Tuesday, February 14, 2012

How I Became My Own Wireless Hot Spot

The Problem

Having purchased a wifi-only Android tablet last year, I quickly realized the challenges of carrying a device whose full potential was only realized with an Internet connection. While still capable of performing impressive tasks and entertaining my family with countless games and other apps, the tablet was limited in its functionality when not online. Many of the applications installed on the device were also hindered by a lack of connectivity.

This situation made what should have been a powerful and efficient mobile device little more than a fancy toy. I found myself unacceptably excited every time I drove past a restaurant that advertised Free Wi-Fi, or even worse, a Starbucks (NASDAQ:SBUX). The presence of free Wi-Fi slowly became a relevant factor in my travel destination choices as my use of the tablet grew more involved.

The Solution

During a conversation with a friend, who happened to work as a Verizon Wireless salesman, the subject turned to the tablet and its dependence on the Internet. Like a true salesman, he explained that Verizon (NYSE:VZ) offers a portable device called a "MiFi" that would solve all my problems. The MiFi is a mobile hotspot that can allow up to five devices to connect to the Internet using Verizon's existing cellular network. The MiFi is smaller than the average cell phone, and weighs next to nothing. Unfortunately, this neat little device has a pretty large price tag too, plus the added complications of signing a two-year agreement.

While I was intrigued by the MiFi's apparent convenience and functionality, and the possibility that it could help my tablet reach its full potential, I was still hesitant to make the commitment. It sounded too easy. Instead of signing a contract and spending hundreds of dollars on a brand new MiFi, I picked up an older version of the MiFi on eBay (NASDAQ:EBAY) for only $18. I bought the Novatel (NASDAQ:MIFI) MiFi 2200, dubbed The Intelligent Mobile Hotspot.

Since I then owned my own MiFi device, I was able to activate it on the Verizon Wireless network with a month-to-month agreement. I did not commit myself to a two-year contract with potentially hefty early termination fees. According to the Verizon Wireless website, my month-to-month options were either $50 for 5 gigabytes of data or $80 for 10 gigabytes. Since I had never used a device like this before, I couldn't even begin to estimate how much data I might use over an average month. I opted for the less expensive 5 gigabyte plan.

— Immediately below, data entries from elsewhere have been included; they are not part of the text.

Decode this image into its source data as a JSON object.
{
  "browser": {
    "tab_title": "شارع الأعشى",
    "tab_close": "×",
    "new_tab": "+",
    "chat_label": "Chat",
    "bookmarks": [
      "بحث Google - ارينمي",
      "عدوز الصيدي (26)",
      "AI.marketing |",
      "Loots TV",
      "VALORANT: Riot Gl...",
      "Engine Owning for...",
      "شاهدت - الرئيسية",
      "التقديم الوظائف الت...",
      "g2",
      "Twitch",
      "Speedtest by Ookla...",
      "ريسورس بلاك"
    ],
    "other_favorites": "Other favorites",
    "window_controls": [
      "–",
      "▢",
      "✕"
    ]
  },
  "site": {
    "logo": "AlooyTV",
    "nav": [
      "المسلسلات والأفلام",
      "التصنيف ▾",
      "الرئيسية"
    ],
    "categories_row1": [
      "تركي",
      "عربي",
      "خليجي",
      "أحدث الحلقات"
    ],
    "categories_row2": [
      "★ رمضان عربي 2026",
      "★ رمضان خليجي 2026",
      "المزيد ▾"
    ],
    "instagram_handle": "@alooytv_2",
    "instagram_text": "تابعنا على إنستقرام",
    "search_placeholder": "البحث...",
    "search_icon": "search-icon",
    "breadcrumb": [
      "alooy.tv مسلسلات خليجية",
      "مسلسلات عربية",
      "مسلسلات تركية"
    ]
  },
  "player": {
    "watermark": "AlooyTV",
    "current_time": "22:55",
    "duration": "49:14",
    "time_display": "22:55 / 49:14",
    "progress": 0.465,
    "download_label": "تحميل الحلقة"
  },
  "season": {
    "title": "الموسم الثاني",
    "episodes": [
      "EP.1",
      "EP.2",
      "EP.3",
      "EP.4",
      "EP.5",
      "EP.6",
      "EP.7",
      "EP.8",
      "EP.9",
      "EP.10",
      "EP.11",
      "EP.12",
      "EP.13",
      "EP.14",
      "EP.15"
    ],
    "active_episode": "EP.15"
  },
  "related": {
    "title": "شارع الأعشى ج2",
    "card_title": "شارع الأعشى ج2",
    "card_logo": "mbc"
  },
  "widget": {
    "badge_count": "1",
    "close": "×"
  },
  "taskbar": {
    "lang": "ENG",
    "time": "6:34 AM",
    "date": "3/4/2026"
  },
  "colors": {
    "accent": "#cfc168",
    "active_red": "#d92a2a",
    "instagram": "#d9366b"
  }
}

Almost instantly, that little black rectangle was doing its job. I brought my tablet with me to the Verizon store in case we ran into any issues getting it connected to the MiFi. But to my surprise, as soon as the employees flipped the proverbial switch (or pushed the button or clicked the box) that turned on service to the MiFi, my tablet started vibrating and flashing icons. I typed in the MiFi password and the tablet connected with no problems.

The Upgrade

Over the next two months, I enjoyed the full capabilities of my tablet, thanks to the Verizon MiFi. I was never without an Internet connection, and I even helped out some friends and family a few times when they needed to get online with their own tablets or laptops. Life was good. I was online and happy.

Little did I know that the Novatel MiFi 2200 was only capable of connecting to Verizon's 3G network, not the newer and faster 4G network. I was satisfied with the convenience of an always-on Internet connection, and I had simply accepted the occasional lag in speed as par for the course. However, when I learned there was an even faster MiFi available, I did not hesitate to buy one right away.

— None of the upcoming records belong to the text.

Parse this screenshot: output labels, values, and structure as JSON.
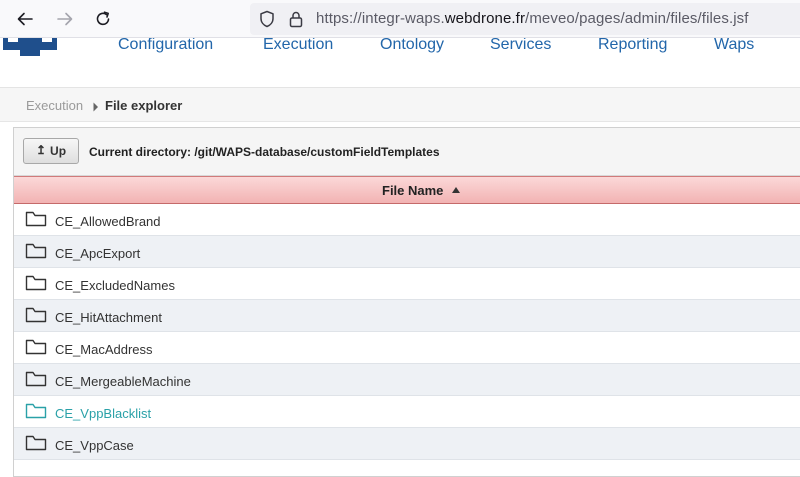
{
  "browser": {
    "url_prefix": "https://integr-waps.",
    "url_domain": "webdrone.fr",
    "url_path": "/meveo/pages/admin/files/files.jsf",
    "icons": [
      "back-icon",
      "forward-icon",
      "reload-icon",
      "shield-icon",
      "lock-icon"
    ]
  },
  "nav": {
    "items": [
      {
        "label": "Configuration"
      },
      {
        "label": "Execution"
      },
      {
        "label": "Ontology"
      },
      {
        "label": "Services"
      },
      {
        "label": "Reporting"
      },
      {
        "label": "Waps"
      }
    ]
  },
  "breadcrumb": {
    "parent": "Execution",
    "current": "File explorer"
  },
  "toolbar": {
    "up_label": "Up",
    "up_glyph": "↥",
    "current_directory": "Current directory: /git/WAPS-database/customFieldTemplates"
  },
  "table": {
    "column_header": "File Name",
    "sort": "ascending",
    "rows": [
      {
        "name": "CE_AllowedBrand",
        "active": false
      },
      {
        "name": "CE_ApcExport",
        "active": false
      },
      {
        "name": "CE_ExcludedNames",
        "active": false
      },
      {
        "name": "CE_HitAttachment",
        "active": false
      },
      {
        "name": "CE_MacAddress",
        "active": false
      },
      {
        "name": "CE_MergeableMachine",
        "active": false
      },
      {
        "name": "CE_VppBlacklist",
        "active": true
      },
      {
        "name": "CE_VppCase",
        "active": false
      }
    ]
  },
  "colors": {
    "nav_link": "#2266aa",
    "header_bg": "#f2b3b3",
    "active_row_text": "#2aa1a8",
    "folder_icon": "#333333"
  }
}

The new device, also manufactured by Novatel, was model number 4510L. It was slightly larger than the 2200 device I had been using, but still extremely small and light-weight. It was black with a sliver border, and had a tiny vertical LCD display. My first impression when I took it out of the box - smooth! It just plain looked cool, and if the performance was even a little bit better than what I had been experiencing with the 2200 I knew I'd be more than happy.

The Reality

Everything the Verizon website described about the new MiFi 4510L was accurate. It connected easily with my laptop, tablet, and Android phone. The speed of the connection was significantly faster than what I had been experiencing with the older model, which I confirmed several times using the Speedtest.net app. One of my initial concerns when considering the new device was the rate at which I would use my 5 gigabyte data allowance. I wondered if the new MiFi on the 4G network would eat up those 5 gigs quicker than the 2200 had been doing. I raised this question to a Verizon customer service rep and was told that the data consumption of the new MiFi 4510L would not be higher than the older device on the 3G network - data would simply be processed faster.

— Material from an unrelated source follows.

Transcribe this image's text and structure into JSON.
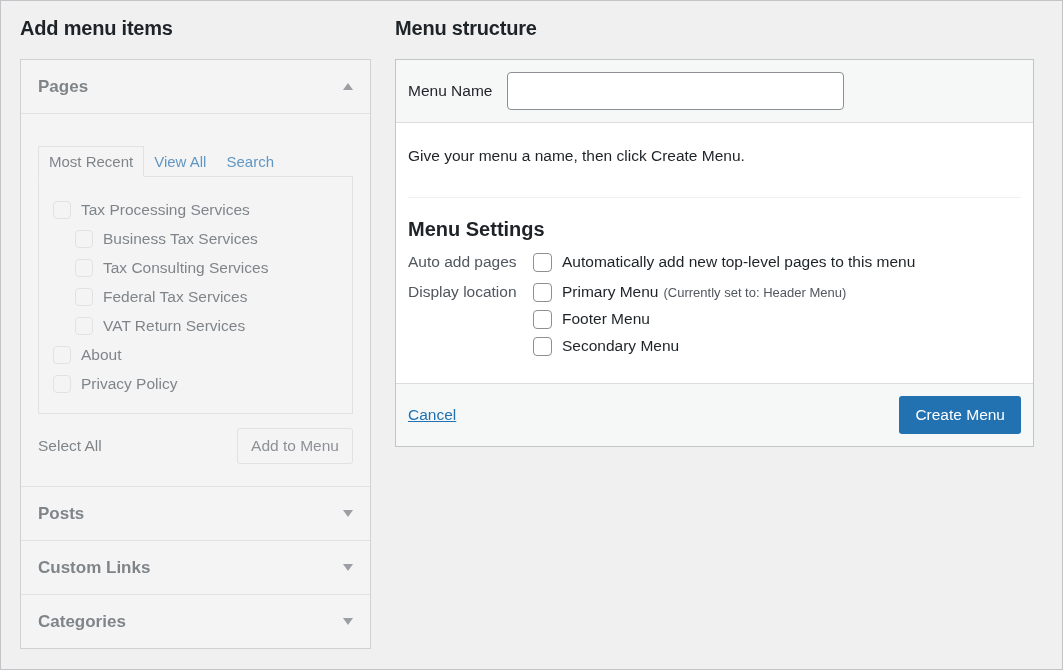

I was skeptical at first, but as I monitored my data usage on the Verizon Wireless website I quickly noticed that the customer service rep had apparently been telling the truth. I did not appear to be consuming data any faster or slower than what I had been with the older device. Needless to say, I was extremely satisfied with the device itself, the performance and connectivity of the 4G network, and the overall value I received for my money.